鉴于上述种种原因,人们把目光转向天然抗肿瘤药物的研发上。天然药物抗肿瘤在提高免疫力和降低致突变毒性方面比化学药物具有独到之处,因此,从祖国医药宝库中寻找疗效确切的抗肿瘤天然药物,明确其药效物质基础,进而开发出高效低毒的新药,成为中医药领域多年研究的焦点。
合子草(Actinostemma lobatum MAXIM. (Cucurbitaceae))始载于《本草拾遗》,古代记载子及叶入药,经过历代医学的发展现药用有全草、种子及叶,具有利尿消肿、清热解毒、去湿之效。国外学者的研究表明合子草皂苷具有明显的抗肿瘤、免疫调剂和抗炎等多种生物活性。尤其在抗肿瘤方面,其表现出极其强的活性,对100多种癌细胞均有杀伤作用。
合子草的名称比较多,如《本草拾遗》记载名称为合子草,在《百草镜》和《本草纲目》中记载名称为鸳鸯木鳖、水荔枝、盒儿藤,在《本草纲目拾遗》中又记载为天球草、水荔枝、盒儿藤、龟儿草。近代文献还记载了合子草的地方别名。葫蒌棵子、黄丝藤、马瓜包儿、双合子、蛇瓜子、野苦瓜、野瓜藤、湿疹草、葡丝网草、无白草等,据文献考证古代用合子草与近代的合子草为一种,即葫芦科植物合子草(Actinostemma lobatum MAXIM. (Cucurbitaceae)),但药名变化较大,为了避免混乱,建议采用最早的名称“合子草”。

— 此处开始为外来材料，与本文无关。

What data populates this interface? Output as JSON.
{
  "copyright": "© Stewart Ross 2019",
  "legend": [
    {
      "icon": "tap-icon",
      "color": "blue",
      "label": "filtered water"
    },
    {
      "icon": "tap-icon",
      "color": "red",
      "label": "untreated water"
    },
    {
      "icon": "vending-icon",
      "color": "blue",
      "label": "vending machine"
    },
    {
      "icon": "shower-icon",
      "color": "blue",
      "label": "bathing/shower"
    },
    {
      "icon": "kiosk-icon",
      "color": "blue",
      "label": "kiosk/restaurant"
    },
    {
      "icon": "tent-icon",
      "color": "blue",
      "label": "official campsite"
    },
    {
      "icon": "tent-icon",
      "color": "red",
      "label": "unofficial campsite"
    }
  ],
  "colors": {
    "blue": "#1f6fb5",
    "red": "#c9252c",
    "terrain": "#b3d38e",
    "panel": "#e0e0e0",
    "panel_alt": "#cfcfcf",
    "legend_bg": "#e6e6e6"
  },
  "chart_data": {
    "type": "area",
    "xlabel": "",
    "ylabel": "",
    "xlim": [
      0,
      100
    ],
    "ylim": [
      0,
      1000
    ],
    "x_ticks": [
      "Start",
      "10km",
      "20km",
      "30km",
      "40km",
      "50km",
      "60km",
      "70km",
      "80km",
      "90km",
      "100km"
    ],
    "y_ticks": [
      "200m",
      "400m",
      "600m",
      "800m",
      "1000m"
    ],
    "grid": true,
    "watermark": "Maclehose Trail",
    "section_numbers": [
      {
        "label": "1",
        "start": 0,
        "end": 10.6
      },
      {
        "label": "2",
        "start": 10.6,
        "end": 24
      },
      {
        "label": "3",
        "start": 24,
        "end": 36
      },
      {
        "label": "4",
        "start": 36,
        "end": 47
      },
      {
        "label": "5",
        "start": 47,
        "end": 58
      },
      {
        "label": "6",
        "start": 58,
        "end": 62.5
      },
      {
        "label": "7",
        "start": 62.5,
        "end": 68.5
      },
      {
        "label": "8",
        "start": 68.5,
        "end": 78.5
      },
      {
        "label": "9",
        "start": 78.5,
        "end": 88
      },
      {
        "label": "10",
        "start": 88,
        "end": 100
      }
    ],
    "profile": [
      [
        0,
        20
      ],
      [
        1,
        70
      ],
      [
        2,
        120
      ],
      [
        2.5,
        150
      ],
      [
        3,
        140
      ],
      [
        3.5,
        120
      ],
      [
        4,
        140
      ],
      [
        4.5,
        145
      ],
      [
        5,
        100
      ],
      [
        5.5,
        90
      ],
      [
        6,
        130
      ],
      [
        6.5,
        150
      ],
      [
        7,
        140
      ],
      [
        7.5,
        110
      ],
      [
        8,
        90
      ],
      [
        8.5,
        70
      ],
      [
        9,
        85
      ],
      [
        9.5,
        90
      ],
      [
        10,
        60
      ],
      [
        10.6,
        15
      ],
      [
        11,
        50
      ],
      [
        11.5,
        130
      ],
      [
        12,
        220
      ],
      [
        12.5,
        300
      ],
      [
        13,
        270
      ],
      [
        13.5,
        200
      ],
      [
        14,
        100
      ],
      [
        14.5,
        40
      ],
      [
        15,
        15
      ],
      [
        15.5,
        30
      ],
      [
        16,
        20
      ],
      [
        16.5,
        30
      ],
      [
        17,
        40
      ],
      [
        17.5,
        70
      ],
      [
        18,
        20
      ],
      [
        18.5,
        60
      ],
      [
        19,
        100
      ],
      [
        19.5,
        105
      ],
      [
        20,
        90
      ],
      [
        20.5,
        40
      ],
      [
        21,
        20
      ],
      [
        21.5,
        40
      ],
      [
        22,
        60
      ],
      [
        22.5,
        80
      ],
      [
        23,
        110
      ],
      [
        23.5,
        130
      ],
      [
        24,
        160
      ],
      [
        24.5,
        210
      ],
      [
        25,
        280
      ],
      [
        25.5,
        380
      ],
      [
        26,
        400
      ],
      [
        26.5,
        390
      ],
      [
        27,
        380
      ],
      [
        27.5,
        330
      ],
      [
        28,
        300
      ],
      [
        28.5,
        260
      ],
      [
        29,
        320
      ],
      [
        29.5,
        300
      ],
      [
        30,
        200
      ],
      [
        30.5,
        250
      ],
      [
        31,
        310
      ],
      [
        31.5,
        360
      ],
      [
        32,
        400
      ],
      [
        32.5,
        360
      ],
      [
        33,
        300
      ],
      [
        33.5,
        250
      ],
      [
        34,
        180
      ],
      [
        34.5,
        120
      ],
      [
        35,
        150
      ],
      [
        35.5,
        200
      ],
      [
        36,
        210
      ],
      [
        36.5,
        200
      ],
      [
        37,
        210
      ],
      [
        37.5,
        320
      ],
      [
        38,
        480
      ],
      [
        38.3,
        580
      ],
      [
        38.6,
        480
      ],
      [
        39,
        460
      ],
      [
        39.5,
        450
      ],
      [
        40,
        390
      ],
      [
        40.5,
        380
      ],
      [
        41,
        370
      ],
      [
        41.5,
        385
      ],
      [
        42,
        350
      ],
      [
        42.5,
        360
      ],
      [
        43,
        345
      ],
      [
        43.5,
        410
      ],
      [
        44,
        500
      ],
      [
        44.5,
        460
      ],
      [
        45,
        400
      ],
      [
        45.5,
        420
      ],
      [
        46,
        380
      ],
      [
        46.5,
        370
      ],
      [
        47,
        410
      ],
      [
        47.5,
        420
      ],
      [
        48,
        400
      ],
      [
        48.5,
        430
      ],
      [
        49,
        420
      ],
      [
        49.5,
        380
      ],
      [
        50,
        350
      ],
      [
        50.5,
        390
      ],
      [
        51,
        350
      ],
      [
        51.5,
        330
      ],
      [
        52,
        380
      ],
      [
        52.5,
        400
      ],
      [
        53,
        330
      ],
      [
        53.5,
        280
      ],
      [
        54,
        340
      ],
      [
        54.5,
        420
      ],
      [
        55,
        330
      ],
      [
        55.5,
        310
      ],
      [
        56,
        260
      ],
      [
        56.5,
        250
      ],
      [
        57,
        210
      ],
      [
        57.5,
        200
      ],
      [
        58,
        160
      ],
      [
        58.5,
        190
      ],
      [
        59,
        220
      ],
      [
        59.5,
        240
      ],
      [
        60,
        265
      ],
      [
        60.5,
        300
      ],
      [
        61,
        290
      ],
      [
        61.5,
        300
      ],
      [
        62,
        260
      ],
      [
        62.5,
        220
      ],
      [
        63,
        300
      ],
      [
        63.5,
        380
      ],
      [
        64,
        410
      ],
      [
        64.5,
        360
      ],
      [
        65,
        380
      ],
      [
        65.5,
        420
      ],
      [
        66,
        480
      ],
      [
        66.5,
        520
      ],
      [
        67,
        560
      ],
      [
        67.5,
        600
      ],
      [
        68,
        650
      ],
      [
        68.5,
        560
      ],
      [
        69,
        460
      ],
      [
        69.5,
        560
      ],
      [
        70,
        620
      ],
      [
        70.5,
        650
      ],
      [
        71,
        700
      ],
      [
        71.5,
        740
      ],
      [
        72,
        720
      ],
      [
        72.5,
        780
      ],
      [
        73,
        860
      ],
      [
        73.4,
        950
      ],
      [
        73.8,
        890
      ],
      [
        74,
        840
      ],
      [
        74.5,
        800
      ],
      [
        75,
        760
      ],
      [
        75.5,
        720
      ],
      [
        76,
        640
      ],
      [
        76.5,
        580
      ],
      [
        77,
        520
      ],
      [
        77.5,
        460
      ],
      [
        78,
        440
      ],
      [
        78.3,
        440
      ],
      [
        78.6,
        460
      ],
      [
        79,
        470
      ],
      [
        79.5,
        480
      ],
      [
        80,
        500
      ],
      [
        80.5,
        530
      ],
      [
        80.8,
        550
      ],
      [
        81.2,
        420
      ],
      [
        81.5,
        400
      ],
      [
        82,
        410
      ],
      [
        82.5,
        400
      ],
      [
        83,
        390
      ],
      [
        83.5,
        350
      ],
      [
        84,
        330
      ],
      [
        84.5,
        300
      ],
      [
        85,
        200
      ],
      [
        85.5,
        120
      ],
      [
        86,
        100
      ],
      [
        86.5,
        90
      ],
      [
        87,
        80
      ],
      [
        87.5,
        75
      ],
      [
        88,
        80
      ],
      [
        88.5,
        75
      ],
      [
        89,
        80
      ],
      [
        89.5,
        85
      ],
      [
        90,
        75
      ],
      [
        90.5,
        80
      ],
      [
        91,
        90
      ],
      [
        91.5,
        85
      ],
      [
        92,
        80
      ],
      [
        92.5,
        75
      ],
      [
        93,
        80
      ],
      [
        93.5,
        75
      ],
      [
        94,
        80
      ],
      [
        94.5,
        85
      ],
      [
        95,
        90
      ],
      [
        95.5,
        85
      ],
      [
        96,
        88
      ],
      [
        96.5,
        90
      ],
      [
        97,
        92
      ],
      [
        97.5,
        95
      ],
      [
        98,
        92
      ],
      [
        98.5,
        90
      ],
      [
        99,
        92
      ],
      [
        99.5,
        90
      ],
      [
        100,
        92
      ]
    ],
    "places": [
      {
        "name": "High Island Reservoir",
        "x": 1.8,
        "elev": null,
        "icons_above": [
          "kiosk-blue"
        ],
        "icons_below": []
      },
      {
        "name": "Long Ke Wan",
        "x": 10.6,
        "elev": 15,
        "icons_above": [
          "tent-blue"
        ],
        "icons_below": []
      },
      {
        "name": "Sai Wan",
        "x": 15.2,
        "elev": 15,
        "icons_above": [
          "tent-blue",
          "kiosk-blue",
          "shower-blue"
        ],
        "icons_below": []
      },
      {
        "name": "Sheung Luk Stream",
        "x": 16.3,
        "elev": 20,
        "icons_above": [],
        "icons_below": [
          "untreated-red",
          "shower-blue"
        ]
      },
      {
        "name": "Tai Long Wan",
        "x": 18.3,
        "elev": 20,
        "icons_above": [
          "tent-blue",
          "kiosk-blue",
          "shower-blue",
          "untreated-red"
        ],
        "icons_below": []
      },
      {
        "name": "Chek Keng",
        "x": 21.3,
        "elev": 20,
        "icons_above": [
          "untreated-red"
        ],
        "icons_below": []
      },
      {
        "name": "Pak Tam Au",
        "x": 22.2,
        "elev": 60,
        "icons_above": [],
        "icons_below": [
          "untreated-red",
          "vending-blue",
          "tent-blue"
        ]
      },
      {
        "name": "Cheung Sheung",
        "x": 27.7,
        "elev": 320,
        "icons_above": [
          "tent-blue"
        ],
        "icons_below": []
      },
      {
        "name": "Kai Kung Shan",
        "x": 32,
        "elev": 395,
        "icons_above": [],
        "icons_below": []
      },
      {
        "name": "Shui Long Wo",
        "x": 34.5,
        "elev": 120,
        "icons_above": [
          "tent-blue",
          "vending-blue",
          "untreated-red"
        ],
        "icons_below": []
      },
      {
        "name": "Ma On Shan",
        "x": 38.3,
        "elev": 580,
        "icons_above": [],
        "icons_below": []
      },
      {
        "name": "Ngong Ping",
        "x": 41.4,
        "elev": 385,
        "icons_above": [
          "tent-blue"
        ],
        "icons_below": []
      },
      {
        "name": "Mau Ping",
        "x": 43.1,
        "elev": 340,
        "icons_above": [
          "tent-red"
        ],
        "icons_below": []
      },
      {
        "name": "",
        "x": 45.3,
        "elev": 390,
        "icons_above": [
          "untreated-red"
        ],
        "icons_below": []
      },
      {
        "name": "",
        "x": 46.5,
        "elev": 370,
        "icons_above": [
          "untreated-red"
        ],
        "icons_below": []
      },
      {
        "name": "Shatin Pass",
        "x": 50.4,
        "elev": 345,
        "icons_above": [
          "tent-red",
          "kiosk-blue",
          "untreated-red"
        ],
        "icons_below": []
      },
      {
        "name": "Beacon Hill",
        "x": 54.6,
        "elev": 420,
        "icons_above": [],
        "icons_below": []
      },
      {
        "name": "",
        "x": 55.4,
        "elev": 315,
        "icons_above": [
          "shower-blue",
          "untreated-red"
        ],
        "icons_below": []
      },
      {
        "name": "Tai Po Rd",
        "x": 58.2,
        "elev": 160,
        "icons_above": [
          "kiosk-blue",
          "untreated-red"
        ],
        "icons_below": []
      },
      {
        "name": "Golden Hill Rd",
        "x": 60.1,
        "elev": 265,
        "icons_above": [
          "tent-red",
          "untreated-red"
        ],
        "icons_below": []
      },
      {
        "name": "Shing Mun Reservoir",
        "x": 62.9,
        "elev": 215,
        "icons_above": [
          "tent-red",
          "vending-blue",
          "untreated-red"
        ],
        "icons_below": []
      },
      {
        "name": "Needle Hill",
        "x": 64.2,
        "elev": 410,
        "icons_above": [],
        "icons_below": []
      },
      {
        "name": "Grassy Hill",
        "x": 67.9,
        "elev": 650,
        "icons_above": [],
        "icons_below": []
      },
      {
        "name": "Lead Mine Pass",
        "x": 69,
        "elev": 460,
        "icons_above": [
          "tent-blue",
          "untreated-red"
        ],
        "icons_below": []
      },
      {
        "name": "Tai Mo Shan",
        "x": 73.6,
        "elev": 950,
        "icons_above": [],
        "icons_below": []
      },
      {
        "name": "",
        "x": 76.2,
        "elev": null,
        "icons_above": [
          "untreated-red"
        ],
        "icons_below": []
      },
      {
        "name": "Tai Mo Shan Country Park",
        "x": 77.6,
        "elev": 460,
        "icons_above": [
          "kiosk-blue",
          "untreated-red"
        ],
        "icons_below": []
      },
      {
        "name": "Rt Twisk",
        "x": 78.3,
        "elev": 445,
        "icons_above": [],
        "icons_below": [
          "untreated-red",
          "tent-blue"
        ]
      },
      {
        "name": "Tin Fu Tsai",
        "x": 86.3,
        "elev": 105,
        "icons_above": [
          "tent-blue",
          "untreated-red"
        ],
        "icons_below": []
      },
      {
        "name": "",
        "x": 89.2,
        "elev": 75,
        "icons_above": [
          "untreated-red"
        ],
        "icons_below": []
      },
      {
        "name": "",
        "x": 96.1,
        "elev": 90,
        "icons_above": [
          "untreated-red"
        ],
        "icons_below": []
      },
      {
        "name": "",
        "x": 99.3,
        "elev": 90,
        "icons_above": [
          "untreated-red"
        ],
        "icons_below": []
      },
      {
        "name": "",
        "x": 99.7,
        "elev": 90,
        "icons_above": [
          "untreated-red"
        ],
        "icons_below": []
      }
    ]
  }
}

我们在针对合子草抗肿瘤有效成分的研究中,经过水提取、色谱分离纯化与细胞活性检测相结合的方法,最终获得了具有抗肿瘤活性的一个新化合物,并采用质谱与高分辨核磁共振技术,确定了该化合物的结构。该化合物具有良好的抗肿瘤活性,可以制成适合于临床使用的抗肿瘤药物,也可作为先到化合物,对其构效关系进行进一步研究,合成一系列的抗肿瘤药物和药物组合,更可以作为合子草药材及其制剂质量控制的指标成分,实现合子草药材及其制剂质量的稳定和可控,突破目前合子草研究开发的瓶颈。
发明内容
本发明的目的是提供一种从中药合子草中提取分离得到的新化合物。
本发明的另一目的是提供上述新化合物的制备方法。
本发明的再一目的是提供上述新化合物在制备抗肿瘤药物中的用途。
上述的目的通过以下的技术方案实现:
一种具有下式结构的新化合物合子草皂苷L:
一种新化合物合子草皂苷L的制备方法,其特征在于:a)取干燥的合子草全草用醇或水提取,提取液浓缩,浓缩后将浓缩液过大孔树脂,依次用水、15%乙醇、75%乙醇、90%乙醇洗脱,收集75%乙醇部分;b)浓缩75%乙醇洗脱部分即得合子草总皂苷,将合子草总皂苷上200-300目硅胶分离,用一种溶剂系统洗脱,硅胶薄层定性,合并相同组分即得合子草皂苷L粗品;c)粗品用低级醇或水重结晶后即得合子草皂苷L。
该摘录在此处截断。